The Potential Complications of Diabetes
The attention and effort you’re asked to give to managing blood glucose levels with medication, testing your blood, physical activity, and especially diet is to reduce your risk for complications associated with diabetes.
In everyday life you probably use the word complication to describe something that disrupts your plans slightly, but can be resolved with a minor adjustment or two. A flat tire, unannounced guests, or a power outage all qualify as a complication in everyday life.
Used in a medical context for describing the potential health effects of diabetes, the word has a much more serious meaning. Don’t be fooled by the innocent word complication — in diabetes, the stakes are literally life and limb.
In general, the complications of diabetes can be separated into short-term complications and long-term complications. Short-term complications are related to the level of your blood glucose right now. Long-term complications are related to your success managing blood glucose levels and overall cardiovascular health markers, like blood pressure, over many years.
There are only two short-term complications — very low blood glucose levels (hypoglycemia), and very high blood glucose levels (hyperglycemia).
Hypoglycemia is a complication of diabetes treatment, but it can be extremely serious so deserves some emphasis. When insulin levels are too high compared to blood glucose, your brain runs low on fuel. Hypoglycemia can result from too much injected insulin, too little food to match medications that stimulate natural insulin release from the pancreas, or from alcohol consumption.
Symptoms may mimic intoxication, and accidents are common on account of disorientation. But hypoglycemia can progress to coma and death without treatment.
Hyperglycemia results when there is not enough insulin available to reduce blood glucose levels. DKA remains a risk for anyone with type 1 for a lifetime. DKA is a toxic state and can be fatal if untreated.
People with type 2 diabetes don’t ordinarily experience blood glucose levels high enough to develop DKA, but a similar condition called hyperosmolar syndrome can be a life threatening risk.
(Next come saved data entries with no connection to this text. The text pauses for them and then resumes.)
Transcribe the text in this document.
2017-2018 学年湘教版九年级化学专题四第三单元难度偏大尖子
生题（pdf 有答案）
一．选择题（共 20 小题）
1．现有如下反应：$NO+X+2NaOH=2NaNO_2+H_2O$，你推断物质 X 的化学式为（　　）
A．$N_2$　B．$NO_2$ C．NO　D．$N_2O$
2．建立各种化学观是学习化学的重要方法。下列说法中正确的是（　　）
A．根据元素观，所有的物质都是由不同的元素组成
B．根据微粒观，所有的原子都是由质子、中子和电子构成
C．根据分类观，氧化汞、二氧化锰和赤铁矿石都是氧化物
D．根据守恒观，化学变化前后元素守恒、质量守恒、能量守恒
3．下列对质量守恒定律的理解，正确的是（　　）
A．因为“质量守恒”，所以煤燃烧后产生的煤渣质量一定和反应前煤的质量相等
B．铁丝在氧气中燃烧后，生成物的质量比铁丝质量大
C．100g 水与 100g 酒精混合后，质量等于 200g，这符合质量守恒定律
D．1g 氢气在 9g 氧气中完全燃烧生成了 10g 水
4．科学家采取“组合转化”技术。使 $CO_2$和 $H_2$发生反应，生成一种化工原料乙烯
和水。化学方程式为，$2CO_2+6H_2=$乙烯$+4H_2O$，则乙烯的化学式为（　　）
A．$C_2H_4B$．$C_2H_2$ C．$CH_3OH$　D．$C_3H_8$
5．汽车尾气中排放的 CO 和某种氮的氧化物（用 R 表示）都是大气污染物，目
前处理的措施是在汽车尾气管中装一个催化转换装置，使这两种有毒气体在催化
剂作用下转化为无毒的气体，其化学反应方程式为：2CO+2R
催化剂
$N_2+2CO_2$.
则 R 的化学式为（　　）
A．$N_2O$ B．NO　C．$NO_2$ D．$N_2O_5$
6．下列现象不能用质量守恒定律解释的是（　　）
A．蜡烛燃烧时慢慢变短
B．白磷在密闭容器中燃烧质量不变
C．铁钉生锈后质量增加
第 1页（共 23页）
Usually hyperosmolar syndrome is triggered by dehydration associated with another illness like norovirus, sometimes called stomach flu.
The long-term complications develop where diabetes is poorly controlled over the years, and this is where lifestyle choices like committing to a healthy diet play such a crucial role in preserving health. The damage that excessive blood glucose levels cause over time can have debilitating and deadly consequences, but are preventable in large part.
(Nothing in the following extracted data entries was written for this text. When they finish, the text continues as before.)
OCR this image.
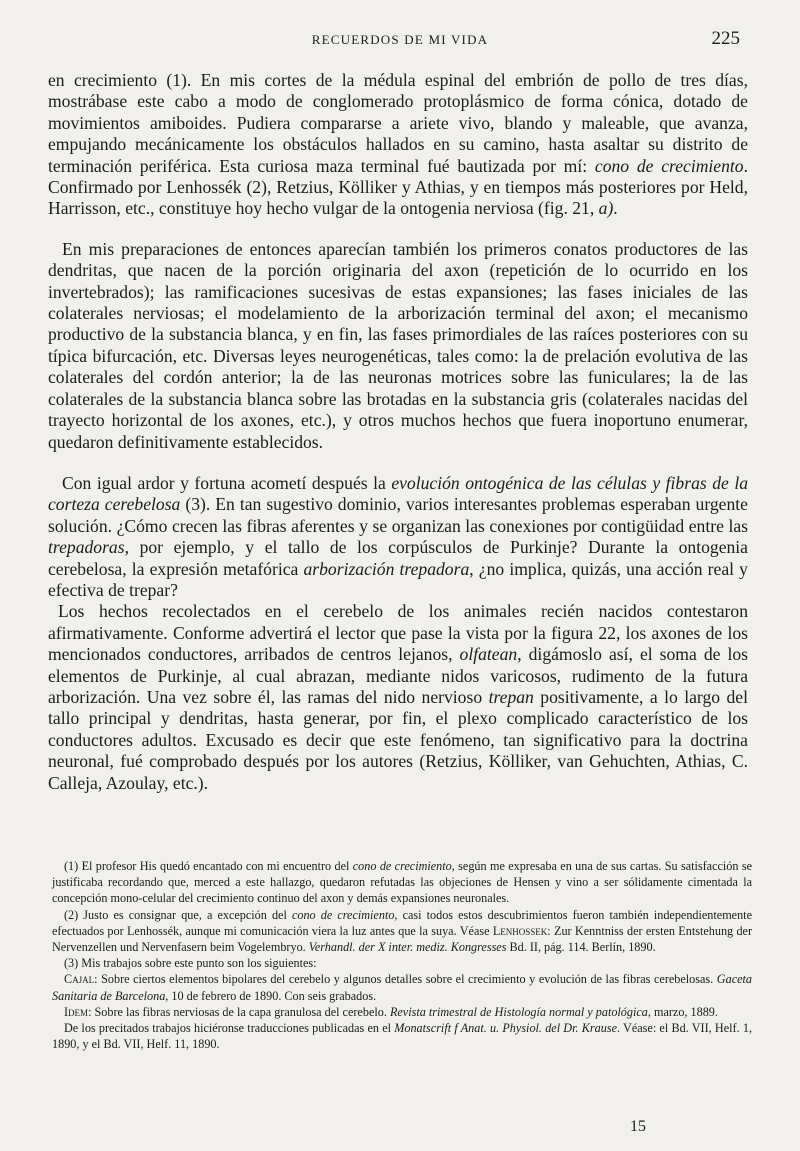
RECUERDOS DE MI VIDA	225

en crecimiento (1). En mis cortes de la médula espinal del embrión de pollo de tres días, mostrábase este cabo a modo de conglomerado protoplásmico de forma cónica, dotado de movimientos amiboides. Pudiera compararse a ariete vivo, blando y maleable, que avanza, empujando mecánicamente los obstáculos hallados en su camino, hasta asaltar su distrito de terminación periférica. Esta curiosa maza terminal fué bautizada por mí: cono de crecimiento. Confirmado por Lenhossék (2), Retzius, Kölliker y Athias, y en tiempos más posteriores por Held, Harrisson, etc., constituye hoy hecho vulgar de la ontogenia nerviosa (fig. 21, a).

En mis preparaciones de entonces aparecían también los primeros conatos productores de las dendritas, que nacen de la porción originaria del axon (repetición de lo ocurrido en los invertebrados); las ramificaciones sucesivas de estas expansiones; las fases iniciales de las colaterales nerviosas; el modelamiento de la arborización terminal del axon; el mecanismo productivo de la substancia blanca, y en fin, las fases primordiales de las raíces posteriores con su típica bifurcación, etc. Diversas leyes neurogenéticas, tales como: la de prelación evolutiva de las colaterales del cordón anterior; la de las neuronas motrices sobre las funiculares; la de las colaterales de la substancia blanca sobre las brotadas en la substancia gris (colaterales nacidas del trayecto horizontal de los axones, etc.), y otros muchos hechos que fuera inoportuno enumerar, quedaron definitivamente establecidos.

Con igual ardor y fortuna acometí después la evolución ontogénica de las células y fibras de la corteza cerebelosa (3). En tan sugestivo dominio, varios interesantes problemas esperaban urgente solución. ¿Cómo crecen las fibras aferentes y se organizan las conexiones por contigüidad entre las trepadoras, por ejemplo, y el tallo de los corpúsculos de Purkinje? Durante la ontogenia cerebelosa, la expresión metafórica arborización trepadora, ¿no implica, quizás, una acción real y efectiva de trepar?

Los hechos recolectados en el cerebelo de los animales recién nacidos contestaron afirmativamente. Conforme advertirá el lector que pase la vista por la figura 22, los axones de los mencionados conductores, arribados de centros lejanos, olfatean, digámoslo así, el soma de los elementos de Purkinje, al cual abrazan, mediante nidos varicosos, rudimento de la futura arborización. Una vez sobre él, las ramas del nido nervioso trepan positivamente, a lo largo del tallo principal y dendritas, hasta generar, por fin, el plexo complicado característico de los conductores adultos. Excusado es decir que este fenómeno, tan significativo para la doctrina neuronal, fué comprobado después por los autores (Retzius, Kölliker, van Gehuchten, Athias, C. Calleja, Azoulay, etc.).

(1) El profesor His quedó encantado con mi encuentro del cono de crecimiento, según me expresaba en una de sus cartas. Su satisfacción se justificaba recordando que, merced a este hallazgo, quedaron refutadas las objeciones de Hensen y vino a ser sólidamente cimentada la concepción mono-celular del crecimiento continuo del axon y demás expansiones neuronales.

(2) Justo es consignar que, a excepción del cono de crecimiento, casi todos estos descubrimientos fueron también independientemente efectuados por Lenhossék, aunque mi comunicación viera la luz antes que la suya. Véase Lenhossek: Zur Kenntniss der ersten Entstehung der Nervenzellen und Nervenfasern beim Vogelembryo. Verhandl. der X inter. mediz. Kongresses Bd. II, pág. 114. Berlín, 1890.

(3) Mis trabajos sobre este punto son los siguientes:

Cajal: Sobre ciertos elementos bipolares del cerebelo y algunos detalles sobre el crecimiento y evolución de las fibras cerebelosas. Gaceta Sanitaria de Barcelona, 10 de febrero de 1890. Con seis grabados.

Idem: Sobre las fibras nerviosas de la capa granulosa del cerebelo. Revista trimestral de Histología normal y patológica, marzo, 1889.

De los precitados trabajos hiciéronse traducciones publicadas en el Monatscrift f Anat. u. Physiol. del Dr. Krause. Véase: el Bd. VII, Helf. 1, 1890, y el Bd. VII, Helf. 11, 1890.

15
Heart attack and stroke are much more common in people with diabetes, two to four times more likely. And, people with diabetes have a higher death rate, and are more likely to have another event if they survive the first.
The risk for heart disease is often increased by abnormal cholesterol levels and high blood pressure related both to high blood glucose, and to excess weight and a less-than-healthy lifestyle. Treating and managing diabetes with lifestyle must include treating and managing these related risks for heart disease.
Kidney disease affects up to 5 percent of people with type 2 diabetes, and up to 30 percent of people with type 1. In fact, diabetes is the leading cause of kidney failure in the United States that eventually may require dialysis treatment or a kidney transplant.
Anyone who’s frustrated following a diabetes-friendly diet to better manage blood glucose should try the renal diet for dialysis patients just for comparison. A renal diet restricts fluid, protein, sodium, phosphorus, and potassium, and in her view is the most restrictive diet in medical nutrition therapy.
Neuropathy describes conditions resulting from damage to nerves, and is a very common complication of diabetes affecting some 60 percent of patients. Neuropathy can result in pain or numbness of extremities (especially the feet), the inability of some muscles to move, digestive problems called gastroparesis, urinary difficulties, sexual dysfunction, and a range of other difficulties.
Vision is threatened from an increased risk of cataracts, glaucoma, and especially diabetic retinopathy. Retinopathy is another example of how high blood glucose levels can damage small blood vessels.
Diabetic foot disease is the leading cause of non-traumatic amputations in the United States, and the progression of foot ulcers is often complicated by the absence of sensation due to neuropathy (and a neglect of routine self examination of the feet).
Many people with diabetes assume these terrible outcomes are simply part of the normal course of diabetes, but that assumption is dangerously wrong. Controlling blood glucose levels and adopting a healthy overall lifestyle can greatly reduce your risk for all of these long-term complications, and it’s never too late to start.